Neste sábado (11), Inglaterra e Noruega medem forças pelas quartas de final da Copa do Mundo, em um duelo que vai além do campo: os técnicos Thomas Tuchel e Ståle Solbakken carregam histórias de superação que moldaram suas carreiras.
Thomas Tuchel: disciplina e superação precoce
Tuchel, alemão de 51 anos, assumiu a seleção inglesa em janeiro de 2025. Conhecido por seu perfil disciplinador — chega a controlar os cardápios dos atletas —, ele enfrenta um problema na lateral direita: Reece James sofreu uma lesão muscular no início da competição e só voltou aos treinos dois dias antes da partida; o reserva Jarell Quansah está suspenso.

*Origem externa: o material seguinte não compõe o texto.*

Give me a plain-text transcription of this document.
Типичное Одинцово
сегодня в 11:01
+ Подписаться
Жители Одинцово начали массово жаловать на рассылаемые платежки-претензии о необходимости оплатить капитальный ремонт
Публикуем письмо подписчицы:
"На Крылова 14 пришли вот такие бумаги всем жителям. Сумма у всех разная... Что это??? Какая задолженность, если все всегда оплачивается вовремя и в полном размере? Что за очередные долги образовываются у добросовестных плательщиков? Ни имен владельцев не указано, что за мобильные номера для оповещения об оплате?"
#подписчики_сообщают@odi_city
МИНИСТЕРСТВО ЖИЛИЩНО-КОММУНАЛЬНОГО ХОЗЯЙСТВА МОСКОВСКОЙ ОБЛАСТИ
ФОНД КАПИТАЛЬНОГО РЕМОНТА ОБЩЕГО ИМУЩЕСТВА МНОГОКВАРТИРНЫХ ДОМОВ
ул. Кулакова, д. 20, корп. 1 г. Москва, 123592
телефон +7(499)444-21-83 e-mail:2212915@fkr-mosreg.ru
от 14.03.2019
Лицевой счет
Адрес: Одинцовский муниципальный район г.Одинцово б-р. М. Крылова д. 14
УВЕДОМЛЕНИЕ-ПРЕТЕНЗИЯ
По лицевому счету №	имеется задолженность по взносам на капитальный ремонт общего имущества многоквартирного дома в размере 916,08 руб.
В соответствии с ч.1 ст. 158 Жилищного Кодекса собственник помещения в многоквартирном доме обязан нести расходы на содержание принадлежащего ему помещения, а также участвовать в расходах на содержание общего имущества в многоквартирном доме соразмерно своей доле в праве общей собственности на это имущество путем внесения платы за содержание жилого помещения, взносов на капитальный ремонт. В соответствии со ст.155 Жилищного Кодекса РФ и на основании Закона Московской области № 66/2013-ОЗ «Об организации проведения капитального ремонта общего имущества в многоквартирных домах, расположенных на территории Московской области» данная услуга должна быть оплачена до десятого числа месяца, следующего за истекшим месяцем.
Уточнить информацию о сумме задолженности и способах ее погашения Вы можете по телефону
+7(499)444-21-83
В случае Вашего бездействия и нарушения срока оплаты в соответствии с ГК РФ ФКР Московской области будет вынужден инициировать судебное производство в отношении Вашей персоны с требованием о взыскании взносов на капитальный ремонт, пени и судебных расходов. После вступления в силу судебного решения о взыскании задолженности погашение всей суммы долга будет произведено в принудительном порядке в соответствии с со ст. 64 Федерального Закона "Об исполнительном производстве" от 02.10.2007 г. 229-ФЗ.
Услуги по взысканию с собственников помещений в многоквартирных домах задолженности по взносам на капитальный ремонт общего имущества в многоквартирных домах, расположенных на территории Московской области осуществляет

A situação levou a imprensa inglesa a lembrar que Alexander-Arnold, do Real Madrid, não foi convocado, assim como Phil Foden (Manchester City) e Cole Palmer (Chelsea).
Tuchel encerrou a carreira de jogador aos 25 anos devido a problemas crônicos no joelho. Desde então, construiu uma trajetória vitoriosa como técnico, incluindo passagens por Borussia Dortmund, Paris Saint-Germain, Chelsea e Bayern de Munique. Sua capacidade de tomar decisões difíceis é uma marca registrada.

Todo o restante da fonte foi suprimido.